Burnett (14-3) spoke the way he needed to speak, with fastballs and sliders and changeups in a game that might have saved his team’s season when it looked as if the Reds were poised to disappear over the horizon, their tail lights flickering into the distance.
The Reds had beaten the Pirates Friday and Saturday to extend their lead in the National League Central from 3½ games to 5½ games, threatening to make it 6½ with a three-game sweep.
And along the way it appeared the Reds were intimidating the Pirates, hitting two batters with no retaliation.
When Reds starter Mike Leake hit Pittsburgh outfielder Josh Harrison Saturday, Burnett was in the dugout making threatening gestures toward several Reds players.
Some expected Burnett to play policeman on the mound Sunday with some message pitches.
Even though the Reds hit two more Pirates batters Sunday, Burnett stood as silent witness, mostly silencing Cincinnati bats.
After Drew Stubbs homered in the third to tie it, 2-2, Burnett retired the next 18 in a row, including a four-pitch 1-2-3 seventh inning.
But he issued a two-out, 3-and-2 walk to Jay Bruce in the ninth and when he also walked Ryan Ludwick on a 3-and-2 pitch, manager Clint Hurdle went to closer Joel Hanrahan. He made sure the Pirates closed within 4½ games of the Reds, retiring Todd Frazier on a pop up to right field.

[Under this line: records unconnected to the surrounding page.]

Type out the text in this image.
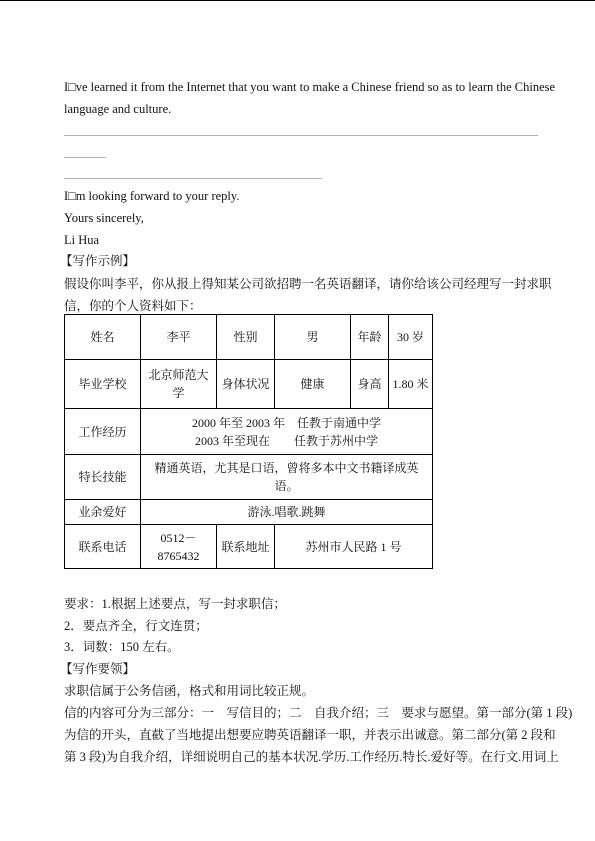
I□ve learned it from the Internet that you want to make a Chinese friend so as to learn the Chinese
language and culture.
I□m looking forward to your reply.
Yours sincerely,
Li Hua
【写作示例】
假设你叫李平，你从报上得知某公司欲招聘一名英语翻译，请你给该公司经理写一封求职
信，你的个人资料如下：
姓名	李平	性别	男	年龄	30 岁
毕业学校	北京师范大
学	身体状况	健康	身高	1.80 米
工作经历	2000 年至 2003 年　任教于南通中学
2003 年至现在　　任教于苏州中学				

特长技能	精通英语，尤其是口语，曾将多本中文书籍译成英语。				
业余爱好	游泳.唱歌.跳舞				
联系电话	0512－
8765432	联系地址	苏州市人民路 1 号		
要求：1.根据上述要点，写一封求职信；
2．要点齐全，行文连贯；
3．词数：150 左右。
【写作要领】
求职信属于公务信函，格式和用词比较正规。
信的内容可分为三部分：一　写信目的；二　自我介绍；三　要求与愿望。第一部分(第 1 段)
为信的开头，直截了当地提出想要应聘英语翻译一职，并表示出诚意。第二部分(第 2 段和
第 3 段)为自我介绍，详细说明自己的基本状况.学历.工作经历.特长.爱好等。在行文.用词上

Because they had won 22 of their previous 25 games, there was almost an aura of invincibility surrounding the Reds recently.
“You get greedy when you start winning every ballgame,” said manager Dusty Baker. “So two out of three doesn’t appear good enough, but we’ll take that and a 5-2 homestand. We wanted more, you always want more, but we won two of three and gained a game with three less games on the schedule.”

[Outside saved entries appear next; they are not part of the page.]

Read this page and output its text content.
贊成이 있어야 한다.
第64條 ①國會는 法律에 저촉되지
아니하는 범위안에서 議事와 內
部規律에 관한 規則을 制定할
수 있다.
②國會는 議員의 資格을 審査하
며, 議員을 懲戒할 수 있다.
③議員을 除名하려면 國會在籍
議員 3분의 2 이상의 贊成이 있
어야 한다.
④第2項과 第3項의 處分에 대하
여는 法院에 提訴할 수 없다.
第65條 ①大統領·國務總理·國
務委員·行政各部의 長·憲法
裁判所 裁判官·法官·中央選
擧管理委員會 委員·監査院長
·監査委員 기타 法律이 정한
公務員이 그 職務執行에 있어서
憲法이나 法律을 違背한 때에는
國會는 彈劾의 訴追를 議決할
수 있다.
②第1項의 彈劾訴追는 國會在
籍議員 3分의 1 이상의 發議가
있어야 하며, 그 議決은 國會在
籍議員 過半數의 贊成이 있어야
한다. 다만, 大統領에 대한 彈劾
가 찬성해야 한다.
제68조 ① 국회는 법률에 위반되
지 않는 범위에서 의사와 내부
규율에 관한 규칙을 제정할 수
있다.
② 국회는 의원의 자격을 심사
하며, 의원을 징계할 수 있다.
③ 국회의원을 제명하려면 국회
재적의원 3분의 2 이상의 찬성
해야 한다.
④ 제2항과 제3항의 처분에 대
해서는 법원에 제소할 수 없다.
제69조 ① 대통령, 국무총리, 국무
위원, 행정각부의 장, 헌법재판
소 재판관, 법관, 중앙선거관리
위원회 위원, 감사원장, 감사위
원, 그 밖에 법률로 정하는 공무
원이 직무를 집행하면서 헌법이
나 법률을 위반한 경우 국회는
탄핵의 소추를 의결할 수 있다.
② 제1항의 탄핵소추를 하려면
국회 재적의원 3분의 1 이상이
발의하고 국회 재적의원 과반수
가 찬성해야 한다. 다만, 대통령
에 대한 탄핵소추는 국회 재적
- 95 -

But while the Reds own a 4½-game lead, they still have six games remaining with the Pirates, including the last three games of the season in Pittsburgh.
“This is going to be this intense the right of the way,” Baker said. “We have a lot of games with the Pirates, but we have to beat everybody else, too, the way we have been. Then we’ll worry about the Pirates when they come up again on the schedule.”
And they’ve accomplished all this winning with first baseman Joey Votto on the disabled list and played all three games against the Pirates without Brandon Phillips.
“We hope to get Votto back in the next 10 days to two weeks and get Phillips back soon so we’re back to full strength,” Baker added. “Right now our guys are fighting and clawing and I’m proud of what they’ve done so far.”
The Reds hit the road this week with three games in Milwaukee, beginning Monday, and four in Wrigley Field against the Chicago Cubs.
“We write this one off today and hit the road,” Baker said. “I want my guys to think about winning every day, never get tired of winning. What I’m still trying to figure out is how come the highs are not as high as the lows are low.”
Right now the highs have ruled in the Reds clubhouse — 24 games over .500 and riding the winning crest.